Un toit pour tous et tous pour un digne chez soi !

Lutter et résorber les habitats illicites et insalubres tout en proposant en un laps de temps finalement assez record, des solutions concrètes, plus ou moins transitoires, de relogements dignes, pratico-cohérents au regard des besoins et de la typologie des familles et ce, à bas coût;  telles sont les grandes lignes dégrossies alimentant la genèse de ce défi. Un défi de taille impulsé en 2021 par le Plan Urbanisme construction et architecture (Puca), la Direction générale des Outre-mer (Dgom), ainsi que la Direction de l’habitat de l’urbanisme et des paysages (Dhup) avec le soutien indéfectible du groupe Action Logement. 

Bref rappel introductif

Selon la conseillère Echati Issa (veste verte au c.), il est important de se rappeler du poids et de l’honneur que représentent l’accès la propriété dans la société traditionnelle mahoraise

Mayotte, c’est donc un territoire où règne la précarité économique avec, de surcroît, un fort taux de logements insalubres et illégaux — 32% sur un total de 70 000 résidences recensées* — bien souvent positionnés en des configurations topographiques complexes, pour ne pas dire dangereuses (pentes abruptes, sols friables, zones inondables…). Mayotte, c’est une récente politique accrue en termes de lutte contre l’habitat informel et, par effet de vases communicants, une nécessité impérieuse et massive en matière de relogement : « On parle de près de 2 000 besoins par an alors que le 1er promoteur immobilier local, la SIM, peine à en produire 600 annuellement » précise dans son discours d’ouverture la conseillère départementale de Koungou, Echati Issa. Et là où les mauvaises langues viendraient glisser leur dynamique d’amalgame, rappelons, preuves à l’appui, que les populations qui composent ces bidonvilles sont à dominante — estimation aux deux tiers  — soit françaises, soit en situation régulière. Oui, il existe aussi des mahorais pauvres, sans foncier hérité de leurs parents et ce programme vise justement à les aider « tout en reconstruisant la ville de demain » comme ne manque pas de le souligner Mohamadi Soumaila, chef de Service développement durable des territoires au sein de la Dealm. Tenir compte de l’approche culturelle et traditionnelle tout en se dirigeant vers cette indispensable standardisation aussi nationale, à l’image d’un monde en perpétuelle évolution, là est le jeu d’équilibriste des acteurs référents en matière de logements sociaux mais aussi des décideurs politiques qui se doivent d’être davantage participatifs, présents et de trancher pour faire avancer les choses.

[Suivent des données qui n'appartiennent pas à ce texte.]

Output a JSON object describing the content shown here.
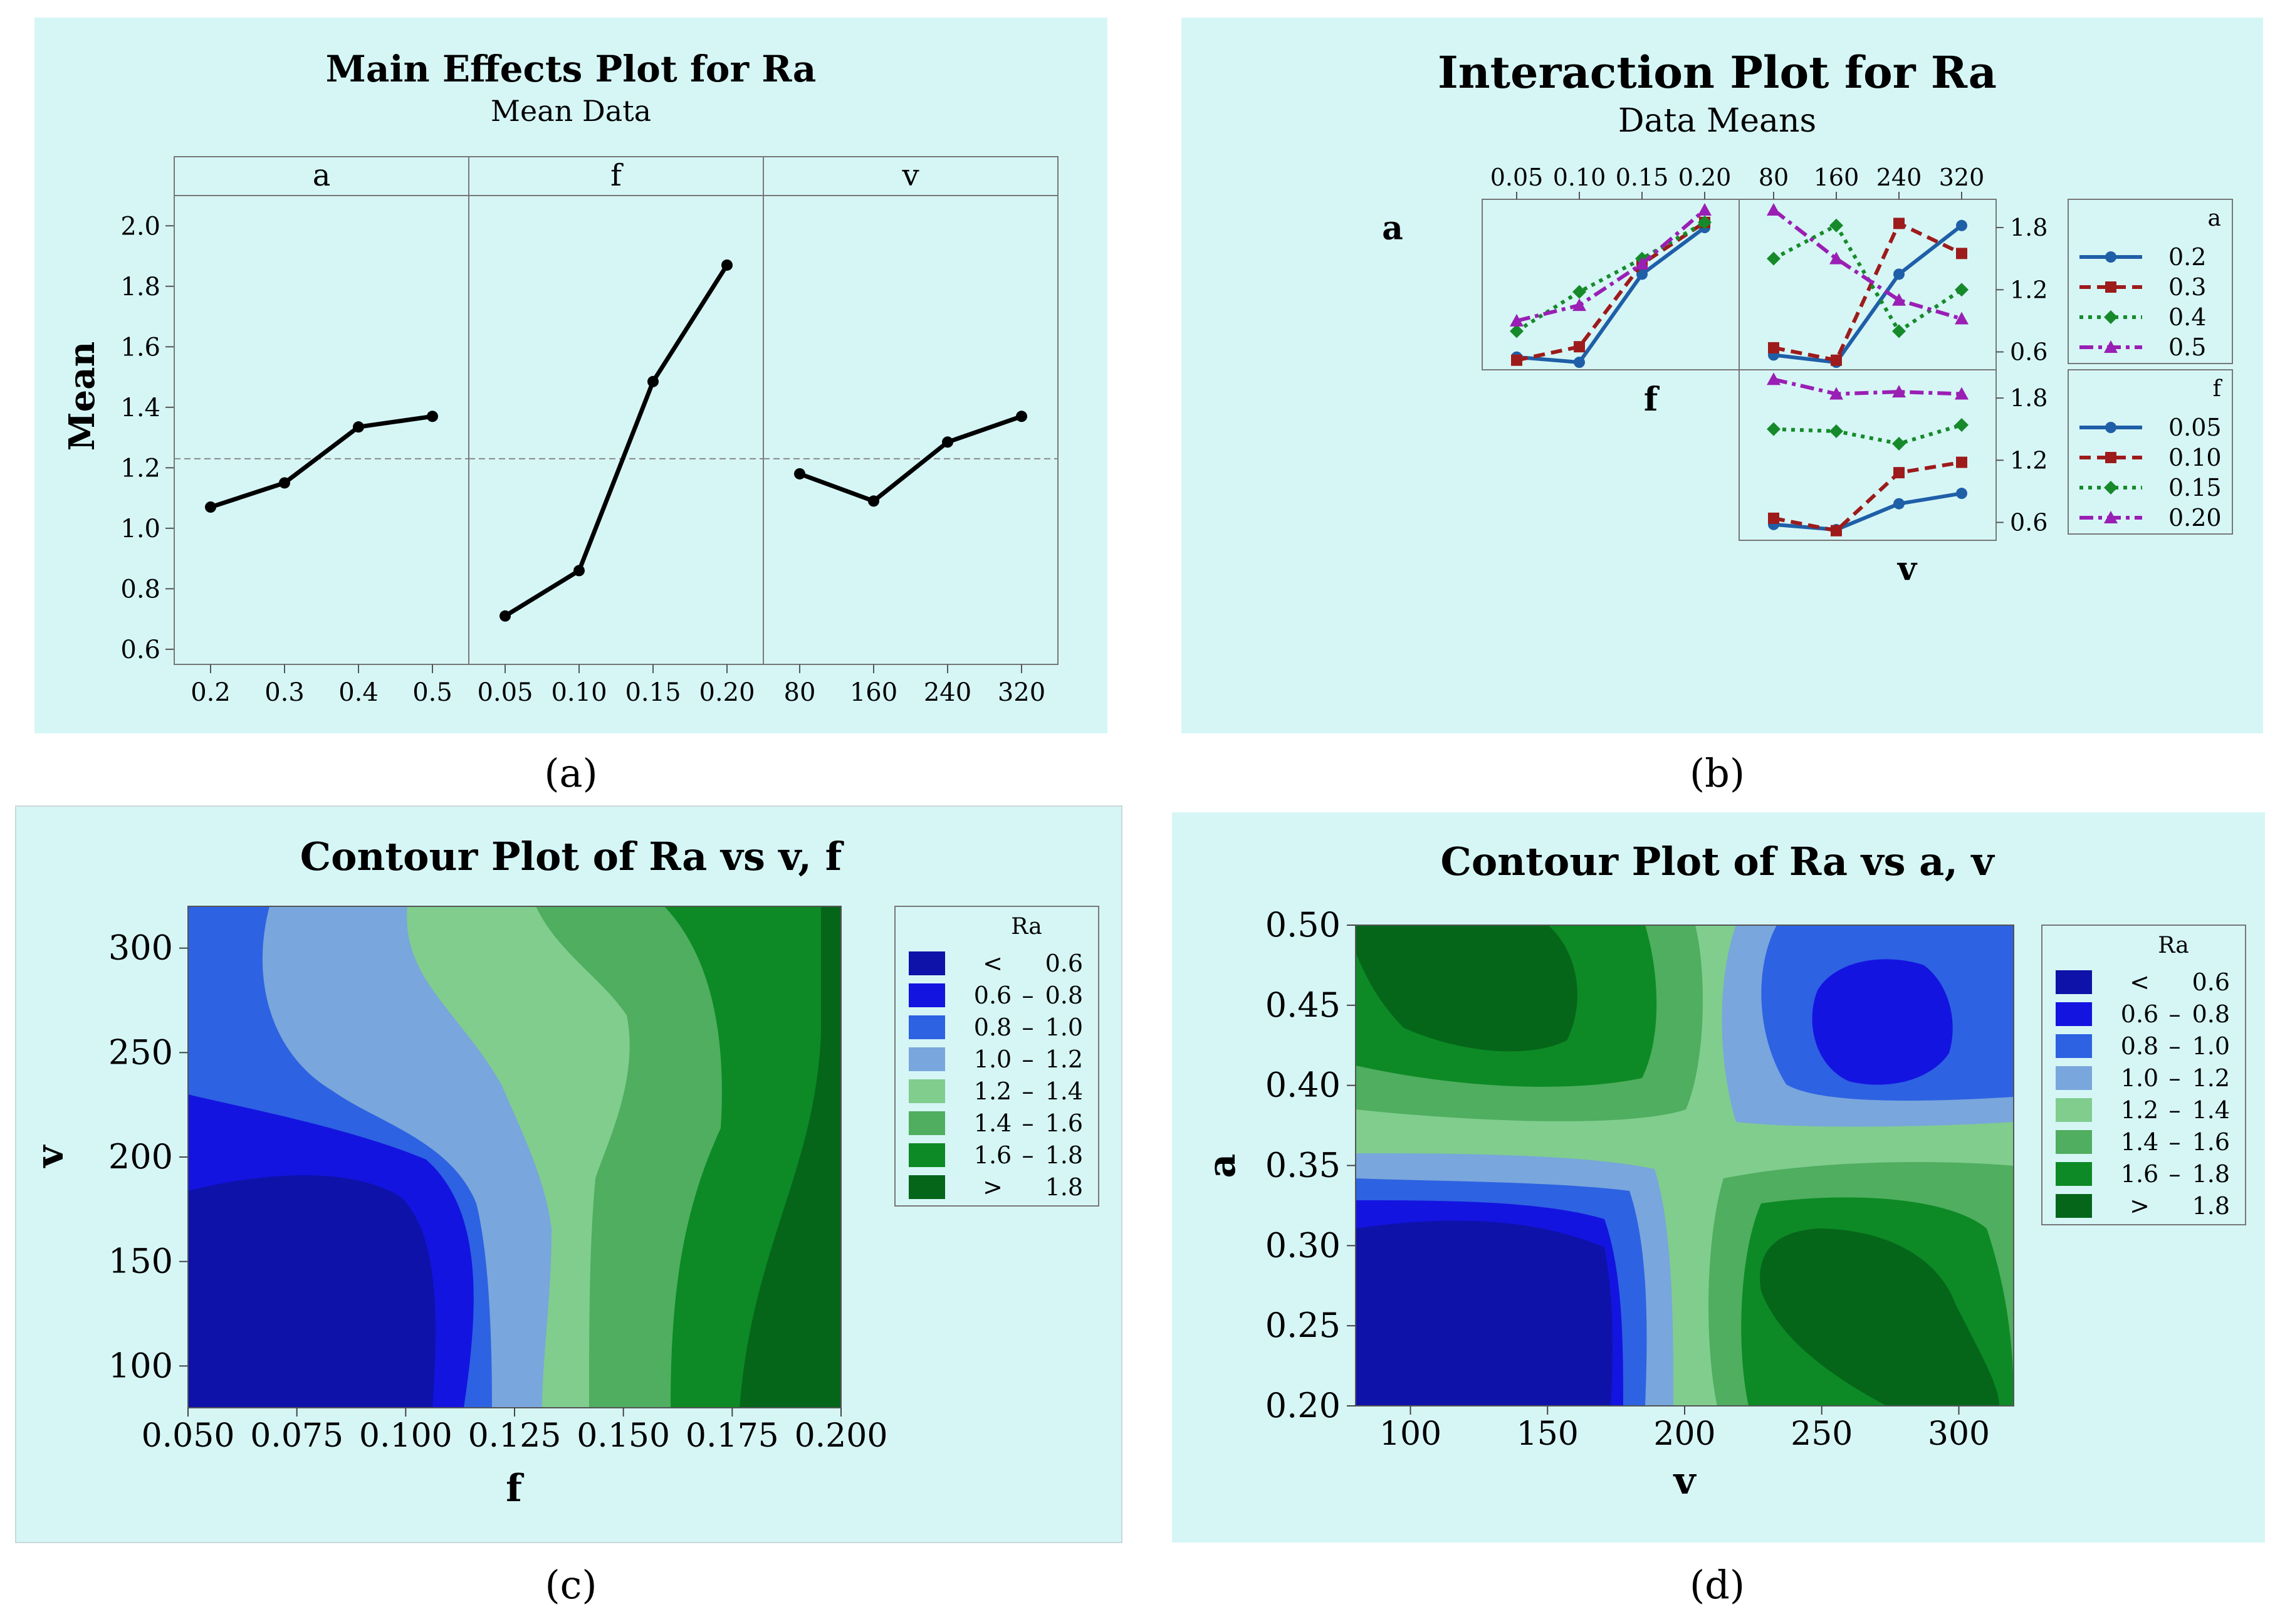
{
  "panels": {
    "a": {
      "caption": "(a)"
    },
    "b": {
      "caption": "(b)"
    },
    "c": {
      "caption": "(c)"
    },
    "d": {
      "caption": "(d)"
    }
  },
  "colors": {
    "panel_bg": "#d6f6f6",
    "line": "#000000",
    "mean_ref": "#888888",
    "series": [
      "#1f5fa8",
      "#9e1b1b",
      "#168a2a",
      "#9a1fb4"
    ],
    "contour": [
      "#0e12a8",
      "#1414e0",
      "#2d62e2",
      "#79a6dc",
      "#80cd8e",
      "#4fae5f",
      "#0d8a25",
      "#05661a"
    ]
  },
  "chart_data": [
    {
      "type": "line",
      "title": "Main Effects Plot for Ra",
      "subtitle": "Mean Data",
      "ylabel": "Mean",
      "ylim": [
        0.55,
        2.1
      ],
      "yticks": [
        0.6,
        0.8,
        1.0,
        1.2,
        1.4,
        1.6,
        1.8,
        2.0
      ],
      "ytick_labels": [
        "0.6",
        "0.8",
        "1.0",
        "1.2",
        "1.4",
        "1.6",
        "1.8",
        "2.0"
      ],
      "grand_mean": 1.23,
      "facets": [
        {
          "label": "a",
          "categories": [
            "0.2",
            "0.3",
            "0.4",
            "0.5"
          ],
          "values": [
            1.07,
            1.15,
            1.335,
            1.37
          ]
        },
        {
          "label": "f",
          "categories": [
            "0.05",
            "0.10",
            "0.15",
            "0.20"
          ],
          "values": [
            0.71,
            0.86,
            1.485,
            1.87
          ]
        },
        {
          "label": "v",
          "categories": [
            "80",
            "160",
            "240",
            "320"
          ],
          "values": [
            1.18,
            1.09,
            1.285,
            1.37
          ]
        }
      ]
    },
    {
      "type": "line",
      "title": "Interaction Plot for Ra",
      "subtitle": "Data Means",
      "row_labels": [
        "a",
        "f"
      ],
      "col_labels": [
        "f",
        "v"
      ],
      "top_ticks_f": [
        "0.05",
        "0.10",
        "0.15",
        "0.20"
      ],
      "top_ticks_v": [
        "80",
        "160",
        "240",
        "320"
      ],
      "right_ticks": [
        "1.8",
        "1.2",
        "0.6"
      ],
      "ylim": [
        0.5,
        2.0
      ],
      "legends": [
        {
          "title": "a",
          "entries": [
            "0.2",
            "0.3",
            "0.4",
            "0.5"
          ]
        },
        {
          "title": "f",
          "entries": [
            "0.05",
            "0.10",
            "0.15",
            "0.20"
          ]
        }
      ],
      "a_by_f": [
        {
          "name": "0.2",
          "values": [
            0.55,
            0.5,
            1.35,
            1.8
          ]
        },
        {
          "name": "0.3",
          "values": [
            0.52,
            0.65,
            1.45,
            1.85
          ]
        },
        {
          "name": "0.4",
          "values": [
            0.8,
            1.18,
            1.5,
            1.85
          ]
        },
        {
          "name": "0.5",
          "values": [
            0.9,
            1.05,
            1.45,
            1.97
          ]
        }
      ],
      "a_by_v": [
        {
          "name": "0.2",
          "values": [
            0.57,
            0.5,
            1.35,
            1.82
          ]
        },
        {
          "name": "0.3",
          "values": [
            0.64,
            0.52,
            1.84,
            1.55
          ]
        },
        {
          "name": "0.4",
          "values": [
            1.5,
            1.82,
            0.8,
            1.2
          ]
        },
        {
          "name": "0.5",
          "values": [
            1.97,
            1.5,
            1.1,
            0.92
          ]
        }
      ],
      "f_by_v": [
        {
          "name": "0.05",
          "values": [
            0.58,
            0.53,
            0.78,
            0.88
          ]
        },
        {
          "name": "0.10",
          "values": [
            0.64,
            0.52,
            1.08,
            1.18
          ]
        },
        {
          "name": "0.15",
          "values": [
            1.5,
            1.48,
            1.36,
            1.54
          ]
        },
        {
          "name": "0.20",
          "values": [
            1.98,
            1.84,
            1.86,
            1.84
          ]
        }
      ]
    },
    {
      "type": "heatmap",
      "title": "Contour Plot of Ra vs v, f",
      "xlabel": "f",
      "ylabel": "v",
      "xlim": [
        0.05,
        0.2
      ],
      "ylim": [
        80,
        320
      ],
      "xticks": [
        "0.050",
        "0.075",
        "0.100",
        "0.125",
        "0.150",
        "0.175",
        "0.200"
      ],
      "yticks": [
        "300",
        "250",
        "200",
        "150",
        "100"
      ],
      "legend": {
        "title": "Ra",
        "entries": [
          {
            "lo": "<",
            "hi": "0.6",
            "dash": ""
          },
          {
            "lo": "0.6",
            "hi": "0.8",
            "dash": "–"
          },
          {
            "lo": "0.8",
            "hi": "1.0",
            "dash": "–"
          },
          {
            "lo": "1.0",
            "hi": "1.2",
            "dash": "–"
          },
          {
            "lo": "1.2",
            "hi": "1.4",
            "dash": "–"
          },
          {
            "lo": "1.4",
            "hi": "1.6",
            "dash": "–"
          },
          {
            "lo": "1.6",
            "hi": "1.8",
            "dash": "–"
          },
          {
            "lo": ">",
            "hi": "1.8",
            "dash": ""
          }
        ]
      }
    },
    {
      "type": "heatmap",
      "title": "Contour Plot of Ra vs a, v",
      "xlabel": "v",
      "ylabel": "a",
      "xlim": [
        80,
        320
      ],
      "ylim": [
        0.2,
        0.5
      ],
      "xticks": [
        "100",
        "150",
        "200",
        "250",
        "300"
      ],
      "yticks": [
        "0.50",
        "0.45",
        "0.40",
        "0.35",
        "0.30",
        "0.25",
        "0.20"
      ],
      "legend": {
        "title": "Ra",
        "entries": [
          {
            "lo": "<",
            "hi": "0.6",
            "dash": ""
          },
          {
            "lo": "0.6",
            "hi": "0.8",
            "dash": "–"
          },
          {
            "lo": "0.8",
            "hi": "1.0",
            "dash": "–"
          },
          {
            "lo": "1.0",
            "hi": "1.2",
            "dash": "–"
          },
          {
            "lo": "1.2",
            "hi": "1.4",
            "dash": "–"
          },
          {
            "lo": "1.4",
            "hi": "1.6",
            "dash": "–"
          },
          {
            "lo": "1.6",
            "hi": "1.8",
            "dash": "–"
          },
          {
            "lo": ">",
            "hi": "1.8",
            "dash": ""
          }
        ]
      }
    }
  ]
}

Hélène Peskine et Nizar Assani Hanaffi signent officiellement la convention PUCA et Action Logement qui offre respectivement aux 3 lauréats une aide de 70 000 euros dans le cadre de ce projet TOTEM

Le logement locatif très social adapté

Ce dispositif expérimental étalé sur 5 ans (2021-2026) vise donc a créer rapidement des solutions immobilières, de préférence modulables, à moindre coût, notamment au moyen de systèmes semi-industrialisés mais également de matériaux locaux biosourcés afin de sortir un produit final rentable, pour le retour sur investissement, tout en offrant un loyer des plus modérés, justement accessible aux profils des locataires visés.

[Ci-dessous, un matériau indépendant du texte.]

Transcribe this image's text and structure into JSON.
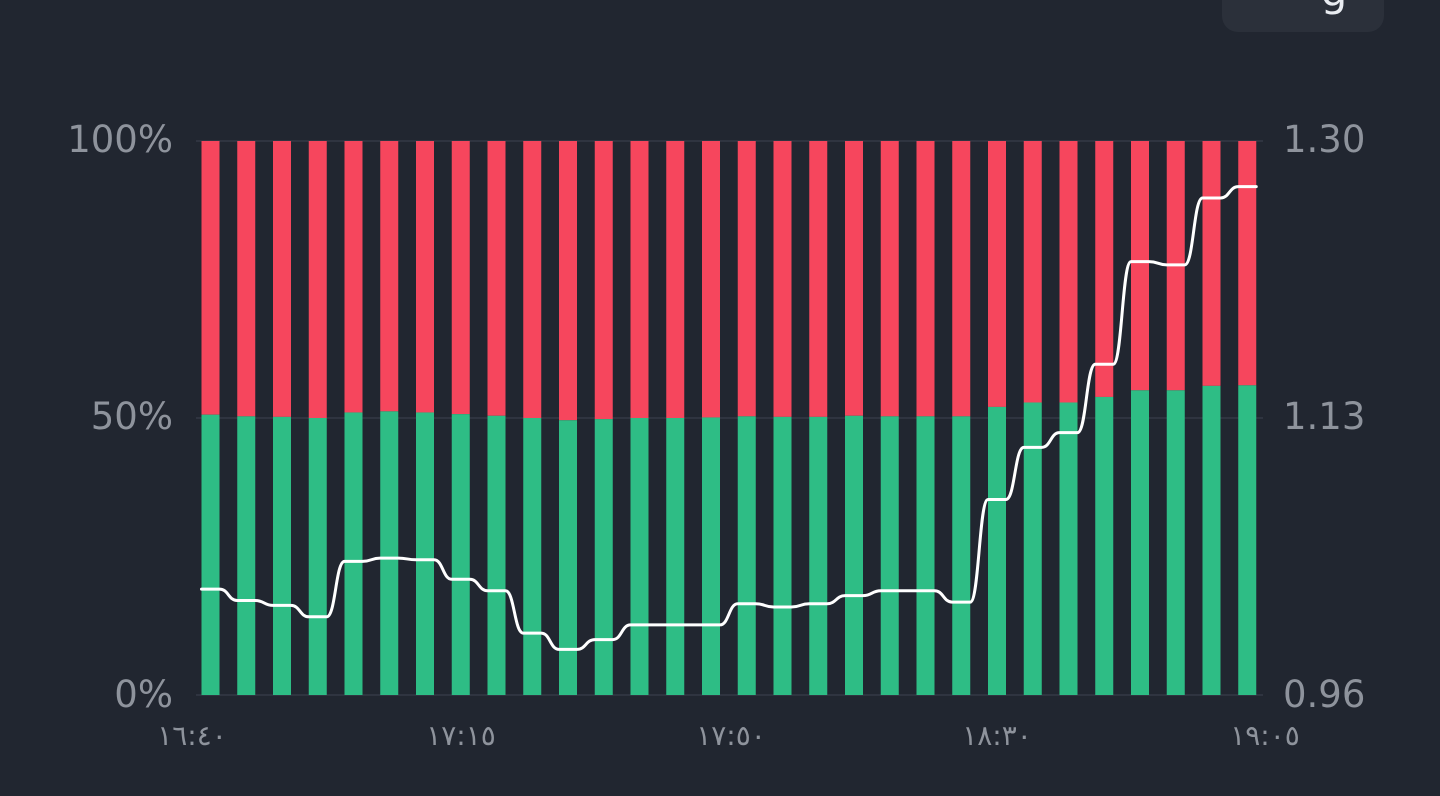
{
  "header": {
    "pill_glyph": "g"
  },
  "colors": {
    "background": "#212630",
    "long": "#2ebd85",
    "short": "#f6465d",
    "ratio_line": "#ffffff",
    "grid": "#2f3440",
    "tick_text": "#8e939c"
  },
  "chart_data": {
    "type": "bar",
    "stacked": true,
    "x_tick_labels": [
      "١٦:٤٠",
      "١٧:١٥",
      "١٧:٥٠",
      "١٨:٣٠",
      "١٩:٠٥"
    ],
    "y_left_ticks": [
      "0%",
      "50%",
      "100%"
    ],
    "y_left_range": [
      0,
      100
    ],
    "y_right_ticks": [
      "0.96",
      "1.13",
      "1.30"
    ],
    "y_right_range": [
      0.96,
      1.3
    ],
    "grid": true,
    "series": [
      {
        "key": "long",
        "values": [
          50.6,
          50.3,
          50.2,
          50.0,
          51.0,
          51.2,
          51.0,
          50.7,
          50.4,
          50.0,
          49.6,
          49.8,
          50.0,
          50.0,
          50.1,
          50.3,
          50.2,
          50.2,
          50.4,
          50.3,
          50.3,
          50.3,
          52.0,
          52.8,
          52.8,
          53.8,
          55.0,
          55.0,
          55.8,
          55.9
        ]
      },
      {
        "key": "short",
        "values": [
          49.4,
          49.7,
          49.8,
          50.0,
          49.0,
          48.8,
          49.0,
          49.3,
          49.6,
          50.0,
          50.4,
          50.2,
          50.0,
          50.0,
          49.9,
          49.7,
          49.8,
          49.8,
          49.6,
          49.7,
          49.7,
          49.7,
          48.0,
          47.2,
          47.2,
          46.2,
          45.0,
          45.0,
          44.2,
          44.1
        ]
      },
      {
        "key": "ratio",
        "axis": "right",
        "values": [
          1.025,
          1.018,
          1.015,
          1.008,
          1.042,
          1.044,
          1.043,
          1.031,
          1.024,
          0.998,
          0.988,
          0.994,
          1.003,
          1.003,
          1.003,
          1.016,
          1.014,
          1.016,
          1.021,
          1.024,
          1.024,
          1.017,
          1.08,
          1.112,
          1.121,
          1.163,
          1.226,
          1.224,
          1.265,
          1.272
        ]
      }
    ]
  }
}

À Mayotte, 1/3 des habitats sont précaires. Ici, le quartier de Disma à Kawéni (archives/illustration)

Des locataires qu’il faudrait intégrer dans ce processus de construction pour justement qu’il y ait ce sentiment final renforcé d’appropriation ? C’est une option soulignée par l’ensemble des lauréats, aussi en lien avec le cahier des charges du programme, tout comme il est indispensable qu’il soit envisagé un réel accompagnement de socialisation, comme le précise Nizar Assani Hanaffi, président du Comité territorial d’Action Logement Mayotte : « Soyons honnêtes et directs, nous nous adressons à un public qui passe d’une vie en banga à un logement digne, en dur, avec aussi des parties communes. Cette approche globale également éducationnelle, il faut pouvoir la prendre en considération. Que les gens comprennent la notion du vivre ensemble, du respect et de l’intérêt d’entretenir réellement tout cela. Il est aussi question de transition culturelle ». Une transition culturelle tout à fait légitime mais qui ne doit en aucun cas être un frein à la modernisation aux dires d’Ali Ahmed Mondroha, directeur de la Société immobilière de Mayotte (SIM) présent à cette occasion : « Cette adaptation, il en a été naturellement cas, 50 ans en amont, à la Réunion et cela perdure dans certains quartiers, en d’autres territoires et même en Hexagone. Ce sont des problèmes classiques de la Vie en communauté je dirais. Lorsque un mahorais part en Métropole, on ne se soucie pas de savoir si le logement lui correspond bien, non ! Il s’adapte à ce qu’il y a, point final. Je pense qu’on ne peut se permettre de perdre trop de temps en des réflexions de ce type car, rappelons-le, il y a urgence ! ».

Forte de 45 ans de vécu, la SIM représentée ici par son directeur, Ali Ahmed Mondroha (tout à g.), est une entité historique dans le paysage immobilier et social de Mayotte

Structurer la demande 

Sur notre territoire, les demandeurs de logements sociaux c’est à peine 2 700 dossiers enregistrés et encore, pas tous actifs selon Psylvia Dewas, experte chargée de la résorption de l’habitat illégal à Mayotte « Nous commençons par étape à pourvoir analyser et évaluer les données concrètes en matière de logement social. Si cette structuration arrive à se faire de manière encadrée et sérieuse à échelle départementale, nous serons à même d’évaluer la typologie réelle des ménages et leur souhait géographique de résidence; ainsi cela permettra de définir les besoins réels des communes. Différents outils informatisés se déploient sur notre territoire, avec accompagnement et formation par l’État auprès des acteurs locaux, pour justement continuer à construire avec anticipation ce travail de clarification du paysage mahorais. Ces projets tests du type Totem sont aussi l’opportunité d’identifier les différents freins rencontrés et de les modeler au cas par cas avec l’objectif d’en sortir à l’issue un modèle économique viable et efficient ».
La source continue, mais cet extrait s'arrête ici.